DBRS Confirms Peru at BBB (low) on Strong Policy Framework
SovereignsDBRS has today confirmed its ratings on the Republic of Peru’s (Peru) long-term foreign and local currency securities at BBB (low), and maintained Stable trends on both ratings.
“The Stable trends balance Peru’s strong policy framework and resilience to the crisis with an unpredictable political environment ahead of the presidential elections in 2011,” said Michael Heydt, DBRS Senior Financial Analyst, Sovereigns. “We believe that political risk has declined in recent years and that the next administration will likely preserve the current macroeconomic framework. However, we want to stress that policy continuity through the political cycle is crucial to the ratings.”
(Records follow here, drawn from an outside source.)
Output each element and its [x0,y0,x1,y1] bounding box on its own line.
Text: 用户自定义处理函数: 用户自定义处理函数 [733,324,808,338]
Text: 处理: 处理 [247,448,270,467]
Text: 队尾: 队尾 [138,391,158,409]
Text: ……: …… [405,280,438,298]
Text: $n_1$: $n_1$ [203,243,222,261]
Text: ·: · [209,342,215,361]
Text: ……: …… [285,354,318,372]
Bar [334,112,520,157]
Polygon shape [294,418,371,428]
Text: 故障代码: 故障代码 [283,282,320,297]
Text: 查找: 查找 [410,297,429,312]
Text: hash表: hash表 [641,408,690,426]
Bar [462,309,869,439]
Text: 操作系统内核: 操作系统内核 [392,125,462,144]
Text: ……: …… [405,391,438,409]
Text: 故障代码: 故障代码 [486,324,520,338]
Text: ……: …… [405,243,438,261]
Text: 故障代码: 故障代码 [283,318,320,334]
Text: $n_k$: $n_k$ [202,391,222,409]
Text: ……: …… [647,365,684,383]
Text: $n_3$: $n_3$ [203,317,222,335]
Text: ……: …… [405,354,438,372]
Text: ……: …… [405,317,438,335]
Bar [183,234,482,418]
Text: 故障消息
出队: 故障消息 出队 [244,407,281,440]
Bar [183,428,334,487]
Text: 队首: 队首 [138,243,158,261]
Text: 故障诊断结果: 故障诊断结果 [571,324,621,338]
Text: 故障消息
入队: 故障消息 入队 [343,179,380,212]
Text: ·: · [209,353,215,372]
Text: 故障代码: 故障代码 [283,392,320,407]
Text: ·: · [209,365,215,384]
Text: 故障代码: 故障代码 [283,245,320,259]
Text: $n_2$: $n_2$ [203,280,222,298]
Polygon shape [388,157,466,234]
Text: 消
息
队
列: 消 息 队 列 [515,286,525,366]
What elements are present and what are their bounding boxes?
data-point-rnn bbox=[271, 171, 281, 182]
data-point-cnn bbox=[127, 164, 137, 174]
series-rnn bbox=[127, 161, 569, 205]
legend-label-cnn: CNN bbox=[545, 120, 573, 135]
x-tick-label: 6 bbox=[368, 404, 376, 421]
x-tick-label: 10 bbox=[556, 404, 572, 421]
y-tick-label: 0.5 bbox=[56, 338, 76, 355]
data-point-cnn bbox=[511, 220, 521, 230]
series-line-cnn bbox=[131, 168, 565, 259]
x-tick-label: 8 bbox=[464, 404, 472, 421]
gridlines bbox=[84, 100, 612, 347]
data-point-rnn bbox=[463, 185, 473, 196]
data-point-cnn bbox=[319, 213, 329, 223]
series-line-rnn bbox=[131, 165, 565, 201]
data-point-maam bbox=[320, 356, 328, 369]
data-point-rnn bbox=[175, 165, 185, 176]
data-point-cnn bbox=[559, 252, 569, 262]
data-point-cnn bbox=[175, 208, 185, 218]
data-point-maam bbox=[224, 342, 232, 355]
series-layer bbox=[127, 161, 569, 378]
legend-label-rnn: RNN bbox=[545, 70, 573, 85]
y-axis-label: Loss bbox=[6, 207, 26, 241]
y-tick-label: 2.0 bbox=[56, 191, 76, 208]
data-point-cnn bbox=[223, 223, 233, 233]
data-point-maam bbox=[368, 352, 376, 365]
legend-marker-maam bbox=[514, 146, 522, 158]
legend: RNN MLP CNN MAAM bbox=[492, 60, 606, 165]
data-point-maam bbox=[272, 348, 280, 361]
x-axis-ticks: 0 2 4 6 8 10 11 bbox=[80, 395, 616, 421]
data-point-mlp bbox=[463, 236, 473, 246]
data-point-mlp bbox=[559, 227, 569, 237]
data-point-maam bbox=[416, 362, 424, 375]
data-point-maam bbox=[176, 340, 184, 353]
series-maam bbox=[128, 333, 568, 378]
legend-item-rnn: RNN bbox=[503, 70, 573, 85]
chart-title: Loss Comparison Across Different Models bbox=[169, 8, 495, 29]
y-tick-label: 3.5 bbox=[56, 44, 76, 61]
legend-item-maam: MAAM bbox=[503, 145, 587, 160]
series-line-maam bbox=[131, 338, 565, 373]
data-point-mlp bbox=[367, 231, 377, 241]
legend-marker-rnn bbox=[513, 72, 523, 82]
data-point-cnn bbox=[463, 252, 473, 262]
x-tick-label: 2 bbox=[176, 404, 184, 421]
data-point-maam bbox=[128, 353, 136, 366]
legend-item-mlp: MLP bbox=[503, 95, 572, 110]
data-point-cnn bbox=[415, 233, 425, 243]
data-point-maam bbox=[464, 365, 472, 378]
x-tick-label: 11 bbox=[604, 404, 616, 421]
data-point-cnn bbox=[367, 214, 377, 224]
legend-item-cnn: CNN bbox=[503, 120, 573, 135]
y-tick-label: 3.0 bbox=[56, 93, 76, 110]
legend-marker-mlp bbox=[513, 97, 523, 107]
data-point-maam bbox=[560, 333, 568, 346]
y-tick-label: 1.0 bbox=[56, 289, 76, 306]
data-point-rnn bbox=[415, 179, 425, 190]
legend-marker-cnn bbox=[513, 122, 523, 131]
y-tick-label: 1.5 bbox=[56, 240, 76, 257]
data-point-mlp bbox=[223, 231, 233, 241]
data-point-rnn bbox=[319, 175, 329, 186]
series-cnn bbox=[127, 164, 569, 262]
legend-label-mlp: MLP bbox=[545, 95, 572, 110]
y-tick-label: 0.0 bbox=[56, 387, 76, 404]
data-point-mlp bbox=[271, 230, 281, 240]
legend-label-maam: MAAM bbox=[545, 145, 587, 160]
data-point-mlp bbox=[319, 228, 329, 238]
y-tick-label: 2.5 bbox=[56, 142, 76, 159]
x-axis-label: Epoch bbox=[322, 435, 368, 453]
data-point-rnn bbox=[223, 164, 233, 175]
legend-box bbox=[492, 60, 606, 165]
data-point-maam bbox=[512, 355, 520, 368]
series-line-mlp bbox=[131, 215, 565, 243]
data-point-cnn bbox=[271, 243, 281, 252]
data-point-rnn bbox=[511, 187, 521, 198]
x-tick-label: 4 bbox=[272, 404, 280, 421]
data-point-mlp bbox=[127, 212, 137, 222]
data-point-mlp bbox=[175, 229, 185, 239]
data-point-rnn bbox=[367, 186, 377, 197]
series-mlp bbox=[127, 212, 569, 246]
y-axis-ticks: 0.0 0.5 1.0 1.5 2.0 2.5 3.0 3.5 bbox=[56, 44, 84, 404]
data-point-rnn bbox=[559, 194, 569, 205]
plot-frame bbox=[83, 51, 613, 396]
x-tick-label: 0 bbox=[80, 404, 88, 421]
Peru’s aggressive fiscal and monetary policy response, in addition to its well-regulated financial sector, is cushioning the impact of the global downturn. The government introduced an ambitious $4.5 billion (3.6% of GDP) stimulus package, primarily financed by fiscal savings, to bolster domestic demand and develop the country’s infrastructure. The Central Bank (BCRP) injected $11.4 billion (9.3% of GDP) in liquidity to stabilize credit markets, and has cut interest rates 525 basis points since February to a record low of 1.25%. Furthermore, sound regulation and limited reliance on external funding protected the financial sector during the crisis. As a result, Peru is well positioned to resume solid economic growth as the global economy recovers in 2010.
The ratings are underpinned by Peru’s low public indebtedness and high international reserves. Due to prudent fiscal management and robust economic growth, gross public debt declined from 47.1% of GDP in 2003 to 26.5% in September 2009, among the lowest in Latin America. Debt reduction has been accompanied by a gradual shift from external to domestic financing. This has reduced exchange rate risk and facilitated the development of local capital markets. Moreover, with international reserves of $33 billion, the public sector is a large net external creditor.
To strengthen growth prospects, the government is promoting private sector participation in infrastructure projects, expanding efforts to improve the business climate, and proactively seeking free trade agreements (FTAs) with major trading partners in Asia and Europe. The China-Peru FTA was signed this year, and negotiations with Japan, South Korea and the European Union will continue in 2010. Furthermore, recent legislation has improved labour market flexibility, and measures by the BCRP have gradually reduced dollarization levels.
Nevertheless, the political implications of widespread poverty and regional inequality present the single greatest risk to Peru’s macroeconomic stability. While improving social indicators in recent years have reduced political uncertainty, DBRS believes that as long as the benefits of economic growth are not more widely shared, the risk remains that a populist politician could win the presidential elections in April 2011 and undermine Peru’s sound macroeconomic framework.
The Peruvian economy also faces several long-term structural challenges that could hinder growth potential. First, the quality of public expenditure is poor. The government, particularly at the sub-national level, often lacks the institutional capacity to allocate public resources in an effective manner. Second, the economy remains highly dependent on the mining and energy sectors, exposing exports to the commodity-price cycle. Third, dollarization across the economy creates currency mismatches and balance sheet vulnerabilities that carry exchange rate risk. Fourth, labour market rigidity hinders productivity and contributes to a large and inefficient informal economy.
Peru’s macroeconomic policy framework has provided a foundation for economic growth and social development. If the next administration is committed to policy continuity, then continued poverty reduction alongside improvements in the state’s institutional capacity to deliver goods and services could put upward pressure on the ratings. If the policy framework is not preserved, the ratings will come under downward pressure.
Notes:
All figures are in U.S. dollars unless otherwise noted.
The applicable methodology is Rating Sovereign Governments, which can be found on our website under Methodologies.
This is a Public Finance (Sovereigns) rating.